Word choice works best, assuming the source is textual; simple alternation of synonyms gives 2^n unique versions in the number of replacement candidates, and it's not hard to automate. You ideally want to take measures to reduce the likelihood of a given recipient seeing anyone else's copy and thus having a chance to spot the variance, but there are ways to do that and in most cases it's not all that likely in the first place.

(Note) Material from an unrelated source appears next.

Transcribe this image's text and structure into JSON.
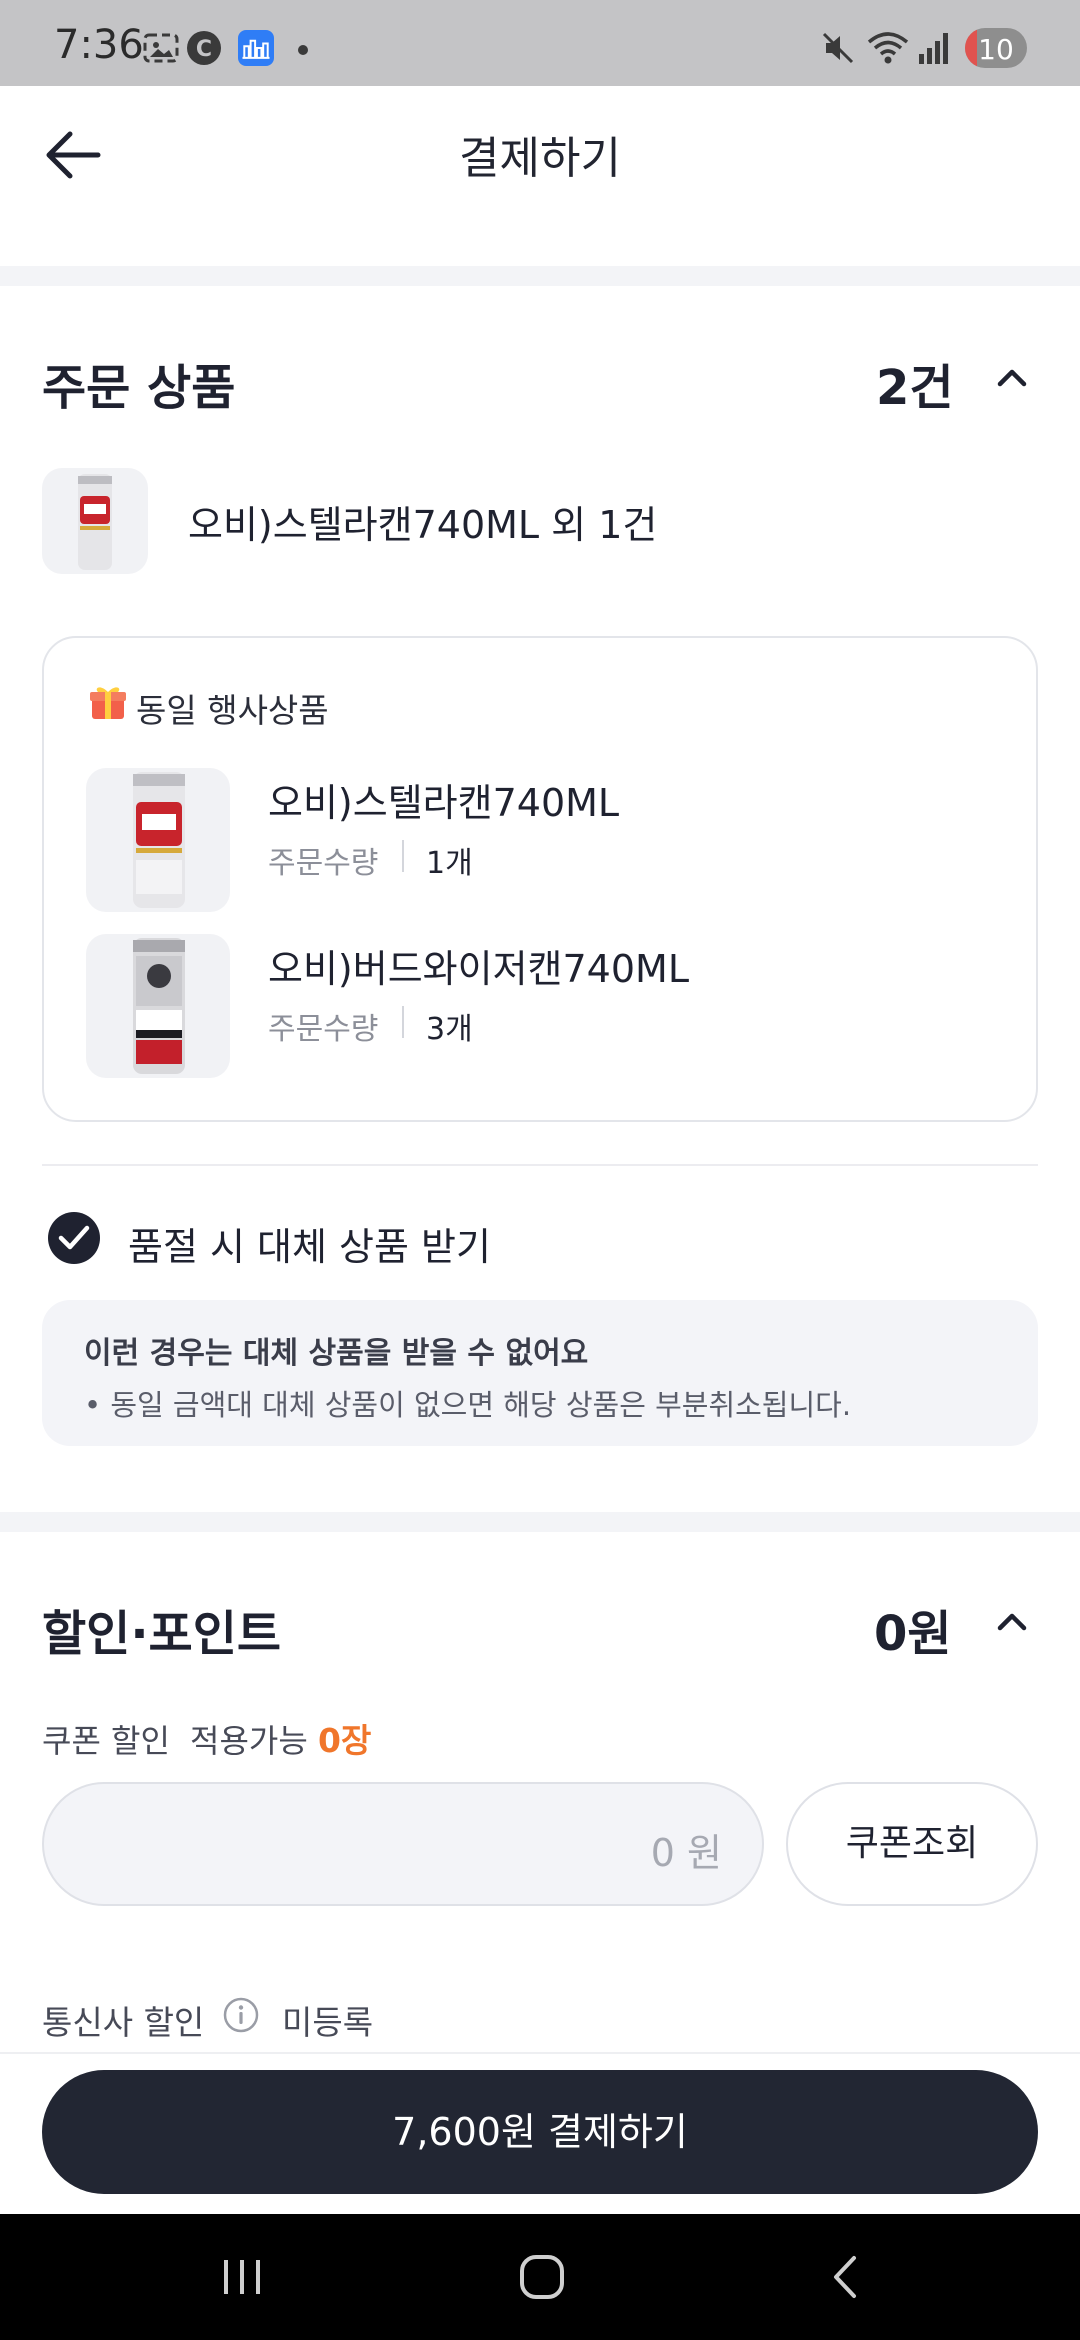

On the other hand, news outlets that receive leaks are typically well aware of these techniques and will act to frustrate them. When you see a leak reported on but not directly published, that's why. If you want to evaluate veracity, a good method is to look at any response made by the source. In this case, it's legit; if it weren't, the Amazon GC would say so. He's not going to lie in a way that discovery will make immediately obvious in any case that comes of this, so he made the world's worst excuse instead. The surprise is that he let himself be reached for comment at all - between that and the "yeah, I sure did goof it, huh?" style of what he said when he was, I wouldn't be too astonished to see a golden handshake eventuate in the fullness of time.

daenz · on April 2, 2020

Are you making an argument for a news agency to never reveal the contents of any leaks, ever? There's always some risk involved, and that's the price of leaking the truth and expecting people to believe you. How can we expect people to "do their research" and be critical of information, when the news agencies themselves won't reveal it, and instead are paraphrasing and interpreting it for us? That's nonsense.

greedo · on April 2, 2020

Canary Trap...

Pharaoh2 · on April 2, 2020

Its fairly common to embed canary trap into message to find out who the leeker is. Not saying this memo had one, but its generally no longer safe to just show redacted messages without compromising the source.